Intanto, il Tar del Lazio ha comunicato che il ricorso presentato dall'onorevole Alessandra Mussolini contro il provvedimento dell'ufficio centrale regionale presso la Corte d'Appello di Roma, che ha escluso la sua lista dalla competizione elettorale regionale, verrà esaminato dalla sezione II bis, cui spetta la competenza in materia di elezioni regionali. La Camera di Consiglio è prevista per venerdì 18 marzo. In attesa della decisione, la Mussolini ha iniziato da oggi uno sciopero della fame.

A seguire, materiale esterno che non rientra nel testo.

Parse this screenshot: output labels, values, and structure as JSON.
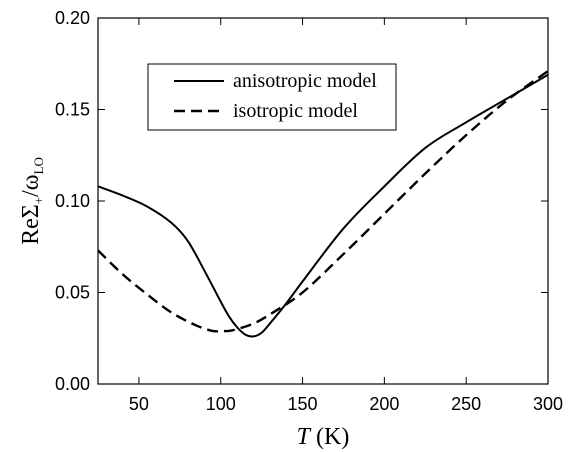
{
  "chart_data": {
    "type": "line",
    "xlabel": {
      "italic": "T",
      "rest": " (K)"
    },
    "ylabel": {
      "main": "ReΣ",
      "sub": "+",
      "slash": "/ω",
      "sub2": "LO"
    },
    "xlim": [
      25,
      300
    ],
    "ylim": [
      0.0,
      0.2
    ],
    "xticks": [
      50,
      100,
      150,
      200,
      250,
      300
    ],
    "xtick_labels": [
      "50",
      "100",
      "150",
      "200",
      "250",
      "300"
    ],
    "yticks": [
      0.0,
      0.05,
      0.1,
      0.15,
      0.2
    ],
    "ytick_labels": [
      "0.00",
      "0.05",
      "0.10",
      "0.15",
      "0.20"
    ],
    "grid": false,
    "legend_position": "top-center",
    "series": [
      {
        "name": "anisotropic model",
        "style": "solid",
        "color": "#000000",
        "x": [
          25,
          40,
          55,
          70,
          80,
          90,
          100,
          105,
          110,
          115,
          120,
          125,
          130,
          140,
          150,
          175,
          200,
          225,
          250,
          275,
          300
        ],
        "y": [
          0.108,
          0.103,
          0.097,
          0.088,
          0.078,
          0.062,
          0.045,
          0.037,
          0.031,
          0.027,
          0.026,
          0.028,
          0.033,
          0.044,
          0.056,
          0.085,
          0.108,
          0.129,
          0.143,
          0.156,
          0.169
        ]
      },
      {
        "name": "isotropic model",
        "style": "dashed",
        "color": "#000000",
        "x": [
          25,
          40,
          55,
          70,
          85,
          95,
          100,
          105,
          110,
          120,
          130,
          150,
          175,
          200,
          225,
          250,
          275,
          300
        ],
        "y": [
          0.073,
          0.06,
          0.049,
          0.039,
          0.032,
          0.029,
          0.029,
          0.029,
          0.03,
          0.033,
          0.038,
          0.05,
          0.071,
          0.093,
          0.115,
          0.136,
          0.155,
          0.171
        ]
      }
    ]
  }
}
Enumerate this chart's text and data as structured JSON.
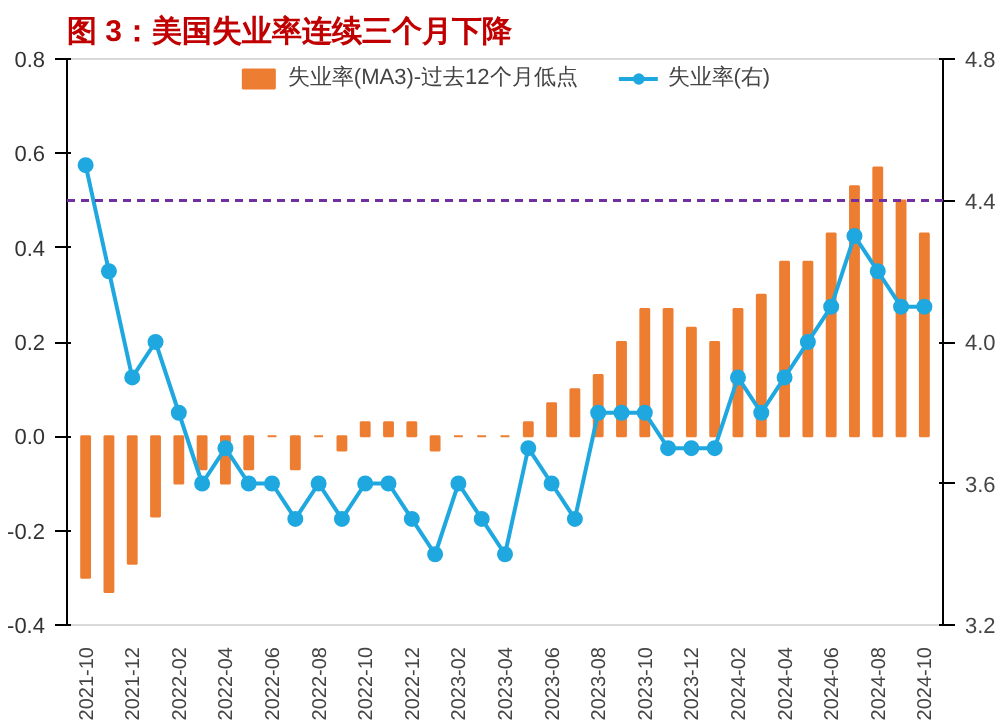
{
  "chart_data": {
    "type": "bar",
    "title": "图 3：美国失业率连续三个月下降",
    "categories": [
      "2021-10",
      null,
      "2021-12",
      null,
      "2022-02",
      null,
      "2022-04",
      null,
      "2022-06",
      null,
      "2022-08",
      null,
      "2022-10",
      null,
      "2022-12",
      null,
      "2023-02",
      null,
      "2023-04",
      null,
      "2023-06",
      null,
      "2023-08",
      null,
      "2023-10",
      null,
      "2023-12",
      null,
      "2024-02",
      null,
      "2024-04",
      null,
      "2024-06",
      null,
      "2024-08",
      null,
      "2024-10"
    ],
    "series": [
      {
        "name": "失业率(MA3)-过去12个月低点",
        "color": "#ed7d31",
        "values": [
          -0.3,
          -0.33,
          -0.27,
          -0.17,
          -0.1,
          -0.07,
          -0.1,
          -0.07,
          0,
          -0.07,
          0,
          -0.03,
          0.03,
          0.03,
          0.03,
          -0.03,
          0,
          0,
          0,
          0.03,
          0.07,
          0.1,
          0.13,
          0.2,
          0.27,
          0.27,
          0.23,
          0.2,
          0.27,
          0.3,
          0.37,
          0.37,
          0.43,
          0.53,
          0.57,
          0.5,
          0.43
        ]
      },
      {
        "name": "失业率(右)",
        "type": "line",
        "axis": "y2",
        "color": "#1fa8e0",
        "marker": "circle",
        "values": [
          4.5,
          4.2,
          3.9,
          4.0,
          3.8,
          3.6,
          3.7,
          3.6,
          3.6,
          3.5,
          3.6,
          3.5,
          3.6,
          3.6,
          3.5,
          3.4,
          3.6,
          3.5,
          3.4,
          3.7,
          3.6,
          3.5,
          3.8,
          3.8,
          3.8,
          3.7,
          3.7,
          3.7,
          3.9,
          3.8,
          3.9,
          4.0,
          4.1,
          4.3,
          4.2,
          4.1,
          4.1
        ]
      }
    ],
    "ylim": [
      -0.4,
      0.8
    ],
    "yticks": [
      {
        "value": -0.4,
        "label": "-0.4"
      },
      {
        "value": -0.2,
        "label": "-0.2"
      },
      {
        "value": 0,
        "label": "0.0"
      },
      0.2,
      0.4,
      0.6,
      0.8
    ],
    "y2lim": [
      3.2,
      4.8
    ],
    "y2ticks": [
      3.2,
      3.6,
      {
        "value": 4,
        "label": "4.0"
      },
      4.4,
      4.8
    ],
    "ref_lines": [
      {
        "axis": "y",
        "value": 0.5,
        "color": "#7030a0",
        "line_style": "dashed"
      }
    ],
    "legend": "top",
    "grid": false
  }
}
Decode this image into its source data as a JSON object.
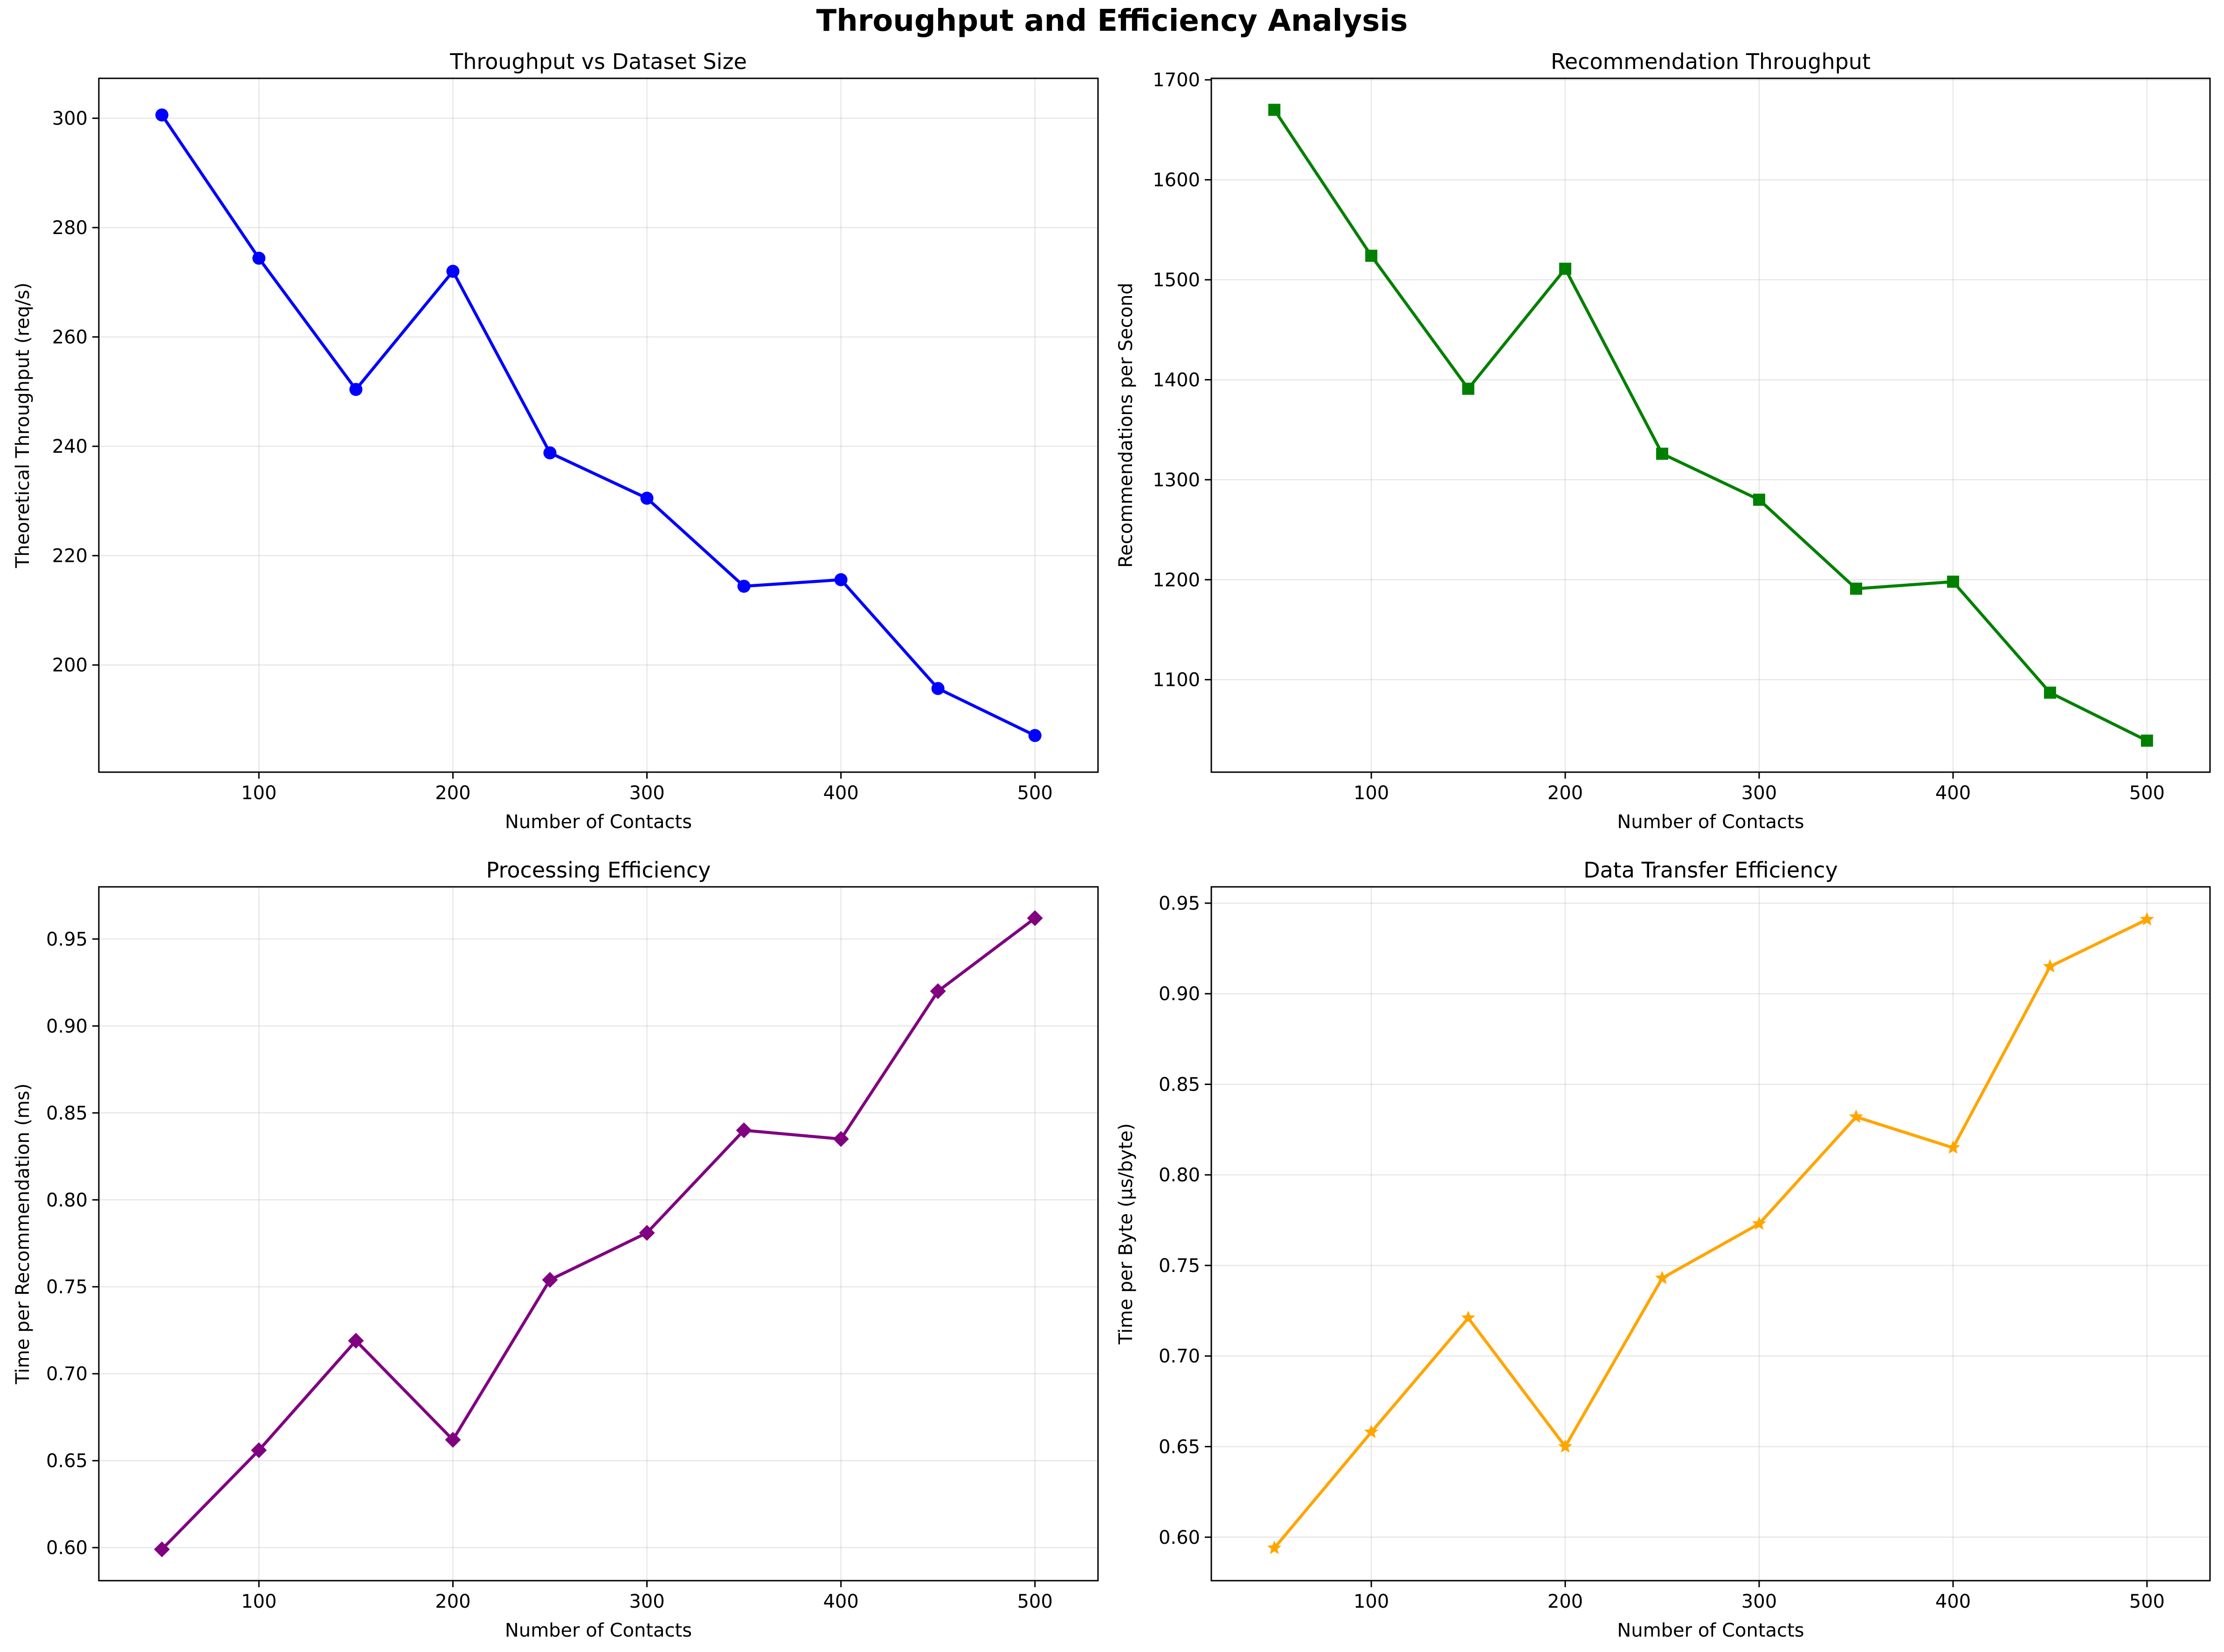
{
  "figure_title": "Throughput and Efficiency Analysis",
  "chart_data": [
    {
      "type": "line",
      "title": "Throughput vs Dataset Size",
      "xlabel": "Number of Contacts",
      "ylabel": "Theoretical Throughput (req/s)",
      "x": [
        50,
        100,
        150,
        200,
        250,
        300,
        350,
        400,
        450,
        500
      ],
      "series": [
        {
          "values": [
            300.6,
            274.4,
            250.4,
            272.0,
            238.8,
            230.5,
            214.4,
            215.6,
            195.7,
            187.1
          ],
          "color": "#0000ff",
          "marker": "circle"
        }
      ],
      "xlim": [
        17.5,
        532.5
      ],
      "ylim": [
        180.4,
        307.3
      ],
      "xticks": [
        100,
        200,
        300,
        400,
        500
      ],
      "xtick_labels": [
        "100",
        "200",
        "300",
        "400",
        "500"
      ],
      "yticks": [
        200,
        220,
        240,
        260,
        280,
        300
      ],
      "ytick_labels": [
        "200",
        "220",
        "240",
        "260",
        "280",
        "300"
      ],
      "grid": true
    },
    {
      "type": "line",
      "title": "Recommendation Throughput",
      "xlabel": "Number of Contacts",
      "ylabel": "Recommendations per Second",
      "x": [
        50,
        100,
        150,
        200,
        250,
        300,
        350,
        400,
        450,
        500
      ],
      "series": [
        {
          "values": [
            1670,
            1524,
            1391,
            1511,
            1326,
            1280,
            1191,
            1198,
            1087,
            1039
          ],
          "color": "#008000",
          "marker": "square"
        }
      ],
      "xlim": [
        17.5,
        532.5
      ],
      "ylim": [
        1007.5,
        1701.5
      ],
      "xticks": [
        100,
        200,
        300,
        400,
        500
      ],
      "xtick_labels": [
        "100",
        "200",
        "300",
        "400",
        "500"
      ],
      "yticks": [
        1100,
        1200,
        1300,
        1400,
        1500,
        1600,
        1700
      ],
      "ytick_labels": [
        "1100",
        "1200",
        "1300",
        "1400",
        "1500",
        "1600",
        "1700"
      ],
      "grid": true
    },
    {
      "type": "line",
      "title": "Processing Efficiency",
      "xlabel": "Number of Contacts",
      "ylabel": "Time per Recommendation (ms)",
      "x": [
        50,
        100,
        150,
        200,
        250,
        300,
        350,
        400,
        450,
        500
      ],
      "series": [
        {
          "values": [
            0.599,
            0.656,
            0.719,
            0.662,
            0.754,
            0.781,
            0.84,
            0.835,
            0.92,
            0.962
          ],
          "color": "#800080",
          "marker": "diamond"
        }
      ],
      "xlim": [
        17.5,
        532.5
      ],
      "ylim": [
        0.581,
        0.98
      ],
      "xticks": [
        100,
        200,
        300,
        400,
        500
      ],
      "xtick_labels": [
        "100",
        "200",
        "300",
        "400",
        "500"
      ],
      "yticks": [
        0.6,
        0.65,
        0.7,
        0.75,
        0.8,
        0.85,
        0.9,
        0.95
      ],
      "ytick_labels": [
        "0.60",
        "0.65",
        "0.70",
        "0.75",
        "0.80",
        "0.85",
        "0.90",
        "0.95"
      ],
      "grid": true
    },
    {
      "type": "line",
      "title": "Data Transfer Efficiency",
      "xlabel": "Number of Contacts",
      "ylabel": "Time per Byte (μs/byte)",
      "x": [
        50,
        100,
        150,
        200,
        250,
        300,
        350,
        400,
        450,
        500
      ],
      "series": [
        {
          "values": [
            0.594,
            0.658,
            0.721,
            0.65,
            0.743,
            0.773,
            0.832,
            0.815,
            0.915,
            0.941
          ],
          "color": "#ffa500",
          "marker": "star"
        }
      ],
      "xlim": [
        17.5,
        532.5
      ],
      "ylim": [
        0.576,
        0.959
      ],
      "xticks": [
        100,
        200,
        300,
        400,
        500
      ],
      "xtick_labels": [
        "100",
        "200",
        "300",
        "400",
        "500"
      ],
      "yticks": [
        0.6,
        0.65,
        0.7,
        0.75,
        0.8,
        0.85,
        0.9,
        0.95
      ],
      "ytick_labels": [
        "0.60",
        "0.65",
        "0.70",
        "0.75",
        "0.80",
        "0.85",
        "0.90",
        "0.95"
      ],
      "grid": true
    }
  ]
}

Gli altri fascicoli aperti dalla procura romana riguardano la lista Trifoglio e il movimento Idea sociale, oggetto di denuncia da parte di Alessandra Mussolini, mentre il terzo fascicolo si riferisce alla lista Verdi ecologisti. Sulla situazione delle liste elettorali si è tenuto in Procura un vertice al quale hanno partecipato il procuratore Giovanni Ferrara, l'aggiunto Achille Toro e il pubblico ministero Francesco Ciardi, al quale sono affidati i tre fascicoli.
Per quanto riguarda i fascicoli relativi al movimento Idea sociale, alla lista Trifoglio, che appoggiano An, e alla lista Verdi ecologisti, la Procura procede al momento contro ignoti. Per Verdi ecologisti, l'avvio dell'indagine è dovuto alla denuncia di un autista, che lavora in Tribunale, il quale si è accorto della presenza della sua firma su una lista che non ha mai sottoscritto.